In 1870 he helped to distribute in France a fund raised by the Friends for non-combatant sufferers at the seat of the Franco-German war, and described his experience in letters to his wife published as ‘The Track of the War round Metz’ (1871). He was already (since 1861) working hard with the aid of French friends on a pocket ‘French-English Dictionary.’ The first edition of 6000, printed entirely by hand in 12mo, mostly in diamond type, appeared in 1872. It was dedicated to Prince Lucien Bonaparte. French-English and English-French vocabularies were both printed on the same page. The title ran ‘The Bonâ Fide Pocket Dictionary, Le Vrai Dictionnaire de Poche, on an entirely new System, revised and corrected by Auguste Beljame, B.A., Alexandre Beljame, M.A., and John Sibree, M.A., 1872.’ The issue was exhausted in twelve months; a second edition with many new features was published in 1876, and an enlarged edition was issued by Bellows's son, William Bellows, with the assistance of MM. Marrot and Friteau, in 1911.

Bellows studied archæology as well as philology, interesting himself in Palestine exploration as well as in that of Roman Britain.
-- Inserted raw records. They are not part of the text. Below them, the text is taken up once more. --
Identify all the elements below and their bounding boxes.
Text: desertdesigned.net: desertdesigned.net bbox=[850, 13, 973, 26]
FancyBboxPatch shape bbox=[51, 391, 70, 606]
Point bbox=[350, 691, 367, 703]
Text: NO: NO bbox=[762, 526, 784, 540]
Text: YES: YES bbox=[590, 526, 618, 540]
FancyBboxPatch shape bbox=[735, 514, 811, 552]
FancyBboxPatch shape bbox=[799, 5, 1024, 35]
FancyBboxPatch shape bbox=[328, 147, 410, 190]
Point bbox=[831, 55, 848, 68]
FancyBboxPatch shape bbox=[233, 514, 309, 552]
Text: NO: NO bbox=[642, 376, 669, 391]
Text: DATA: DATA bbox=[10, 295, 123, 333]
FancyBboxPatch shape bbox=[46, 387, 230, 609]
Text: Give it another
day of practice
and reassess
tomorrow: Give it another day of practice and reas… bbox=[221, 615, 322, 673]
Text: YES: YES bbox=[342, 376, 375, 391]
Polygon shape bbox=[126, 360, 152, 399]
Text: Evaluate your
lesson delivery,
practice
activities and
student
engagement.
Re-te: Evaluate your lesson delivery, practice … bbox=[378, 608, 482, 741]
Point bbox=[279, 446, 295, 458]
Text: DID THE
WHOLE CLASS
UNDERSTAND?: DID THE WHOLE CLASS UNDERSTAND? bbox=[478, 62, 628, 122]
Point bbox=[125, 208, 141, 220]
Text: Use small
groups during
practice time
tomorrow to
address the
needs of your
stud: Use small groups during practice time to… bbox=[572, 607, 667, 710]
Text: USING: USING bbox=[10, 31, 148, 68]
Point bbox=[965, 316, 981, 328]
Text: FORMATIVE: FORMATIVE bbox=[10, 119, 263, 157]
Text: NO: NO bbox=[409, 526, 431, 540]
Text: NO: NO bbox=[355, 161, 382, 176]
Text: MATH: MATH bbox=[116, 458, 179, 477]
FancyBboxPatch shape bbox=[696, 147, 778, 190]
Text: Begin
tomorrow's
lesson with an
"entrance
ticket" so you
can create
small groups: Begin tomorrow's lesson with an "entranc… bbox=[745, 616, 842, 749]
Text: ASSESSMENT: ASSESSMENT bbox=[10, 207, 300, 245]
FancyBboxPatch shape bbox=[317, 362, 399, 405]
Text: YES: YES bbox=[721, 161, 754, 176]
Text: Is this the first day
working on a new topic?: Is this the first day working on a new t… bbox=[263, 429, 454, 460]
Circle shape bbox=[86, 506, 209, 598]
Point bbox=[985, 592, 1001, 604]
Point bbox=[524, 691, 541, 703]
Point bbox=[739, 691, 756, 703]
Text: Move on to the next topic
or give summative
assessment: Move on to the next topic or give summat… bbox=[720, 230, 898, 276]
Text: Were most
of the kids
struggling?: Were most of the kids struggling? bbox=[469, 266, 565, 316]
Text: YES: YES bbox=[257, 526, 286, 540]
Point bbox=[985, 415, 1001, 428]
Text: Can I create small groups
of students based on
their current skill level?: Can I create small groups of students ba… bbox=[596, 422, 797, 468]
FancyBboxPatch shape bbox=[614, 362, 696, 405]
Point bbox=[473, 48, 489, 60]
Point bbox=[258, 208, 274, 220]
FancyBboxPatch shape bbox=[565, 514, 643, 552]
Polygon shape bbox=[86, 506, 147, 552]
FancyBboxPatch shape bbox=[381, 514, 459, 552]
When making excavations for building new business premises at Eastgate House, Gloucester, in 1873, he discovered traces of the Roman city wall (see his papers in Proc. Cotteswold Naturalists' Field Club 1875, and Trans. Bristol and Gloucester Archæol. Soc. 1876, i. 153–6). In 1892 he and a Friend, J. J. Neave, went on a mission to the persecuted dissenters, the Dukhobortsi (spirit-wrestlers), in Russia, who had refused to bear arms. Bellows travelled through the Caucasus nearly to the Persian frontier, and paid two visits to Count Tolstoi, with whom he corresponded to the end of his life. Four years later he again visited Tolstoi while making plans on behalf of a committee of Friends for the transportation to Cyprus and Canada of the Dukhobortsi. In May 1901 he visited New England, where his friends were numerous, and he received from Harvard University in June the honorary degree of M.A.
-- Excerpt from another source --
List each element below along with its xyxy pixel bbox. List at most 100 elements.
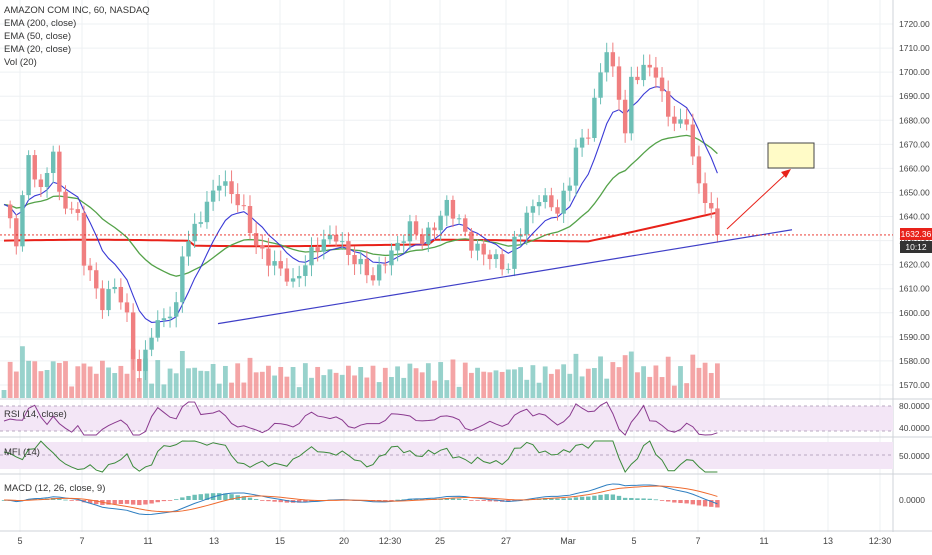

He died at his house on the Cotteswold Hills on 5 May 1902, and was buried at Painswick. Bellows wore to the end the quaker dress, and used the simple language in vogue in his youth. He was a teetotaller, and a vegetarian from 1890. He married in January 1869, at Clitheroe, Lancashire, Elizabeth, daughter of Mark Earnshaw, surgeon, of that place. His wife, four sons, and five daughters survived him.

Besides works already mentioned and papers in antiquarian periodicals, Bellows published: 1. ‘A Winter Journey from Gloucester to Norway in 1863,’ 1867. 2. ‘Two Days' Excursion to Llanthony Abbey and the Black Mountains,’ 1868. 3. ‘Ritualism or Quakerism? and Who sent thee to baptise?’ 1870. 4. ‘A Week's Holiday in the Forest of Dean,’ 1881, many times reprinted. 5. ‘Chapters of Irish History,’ 1886. 6. ‘William Lucy and his Friends of the Cotteswold Club Thirty-five Years Ago,’ 1894. 7. ‘Evolution in the Monastic Orders, and Survivals of Roman Architecture in Britain’ (‘Proc. Cotteswold Naturalists' Field Club’), 1898. 8. ‘The Truth about the Transvaal War and the Truth about War,’ 1900, translated into French and German.
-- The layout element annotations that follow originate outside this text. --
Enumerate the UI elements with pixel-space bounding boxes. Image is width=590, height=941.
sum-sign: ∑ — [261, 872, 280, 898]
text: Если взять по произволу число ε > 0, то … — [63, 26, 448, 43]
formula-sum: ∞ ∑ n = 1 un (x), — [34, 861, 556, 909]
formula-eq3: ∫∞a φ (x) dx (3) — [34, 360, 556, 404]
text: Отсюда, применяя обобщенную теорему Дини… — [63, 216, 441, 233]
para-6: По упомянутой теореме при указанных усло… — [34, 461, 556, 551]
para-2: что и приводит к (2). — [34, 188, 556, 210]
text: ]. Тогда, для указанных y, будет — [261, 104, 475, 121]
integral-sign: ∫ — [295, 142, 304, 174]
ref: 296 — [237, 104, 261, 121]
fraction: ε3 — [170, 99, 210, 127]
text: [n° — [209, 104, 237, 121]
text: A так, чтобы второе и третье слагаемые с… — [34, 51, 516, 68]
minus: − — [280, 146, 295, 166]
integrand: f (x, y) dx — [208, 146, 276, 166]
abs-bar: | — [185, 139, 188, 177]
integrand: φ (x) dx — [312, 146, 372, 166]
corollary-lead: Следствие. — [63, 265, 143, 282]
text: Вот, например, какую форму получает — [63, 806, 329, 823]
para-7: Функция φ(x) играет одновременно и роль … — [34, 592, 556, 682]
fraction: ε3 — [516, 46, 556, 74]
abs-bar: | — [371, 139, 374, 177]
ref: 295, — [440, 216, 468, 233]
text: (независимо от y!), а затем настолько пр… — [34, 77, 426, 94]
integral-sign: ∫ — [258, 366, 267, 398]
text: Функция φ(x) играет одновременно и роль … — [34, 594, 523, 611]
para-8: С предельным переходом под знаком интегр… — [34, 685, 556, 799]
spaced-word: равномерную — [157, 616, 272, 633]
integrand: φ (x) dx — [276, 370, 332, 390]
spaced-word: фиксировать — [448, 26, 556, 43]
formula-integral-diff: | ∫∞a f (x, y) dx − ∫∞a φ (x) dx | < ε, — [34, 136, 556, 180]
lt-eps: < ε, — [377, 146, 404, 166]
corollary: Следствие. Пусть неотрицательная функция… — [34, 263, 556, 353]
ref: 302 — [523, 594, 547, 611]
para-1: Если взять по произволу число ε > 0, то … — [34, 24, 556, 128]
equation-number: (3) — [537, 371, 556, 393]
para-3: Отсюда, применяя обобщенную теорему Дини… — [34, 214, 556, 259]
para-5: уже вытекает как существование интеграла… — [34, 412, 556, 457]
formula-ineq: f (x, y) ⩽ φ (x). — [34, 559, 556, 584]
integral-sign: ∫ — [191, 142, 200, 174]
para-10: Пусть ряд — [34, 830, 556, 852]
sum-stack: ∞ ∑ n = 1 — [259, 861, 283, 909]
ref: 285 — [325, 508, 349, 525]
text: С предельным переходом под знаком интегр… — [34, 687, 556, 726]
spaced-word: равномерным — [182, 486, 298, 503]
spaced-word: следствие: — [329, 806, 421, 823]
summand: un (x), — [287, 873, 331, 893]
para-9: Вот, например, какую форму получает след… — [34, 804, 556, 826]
He was the inventor of a cylindrical calculator for rapid and accurate reckoning of workmen's wages, and compiled a series of concentric calculators for converting the metric system into English equivalents and vice versa.

[Life and Letters, by his wife, 1904; Morse's Life of O. W. Holmes, 1896; Life of Max Müller, 1902, vol. i.; Hoar's Autobiography, ii. 449; Nature, 1902, lxvi. 113; Elkinton's Doukhobors in Russia, 1903; The Times, 6 May 1902; Boase and Courtney, Bibliotheca Cornubiensis, i. 20; Smith's Catalogue of Friends' Books.]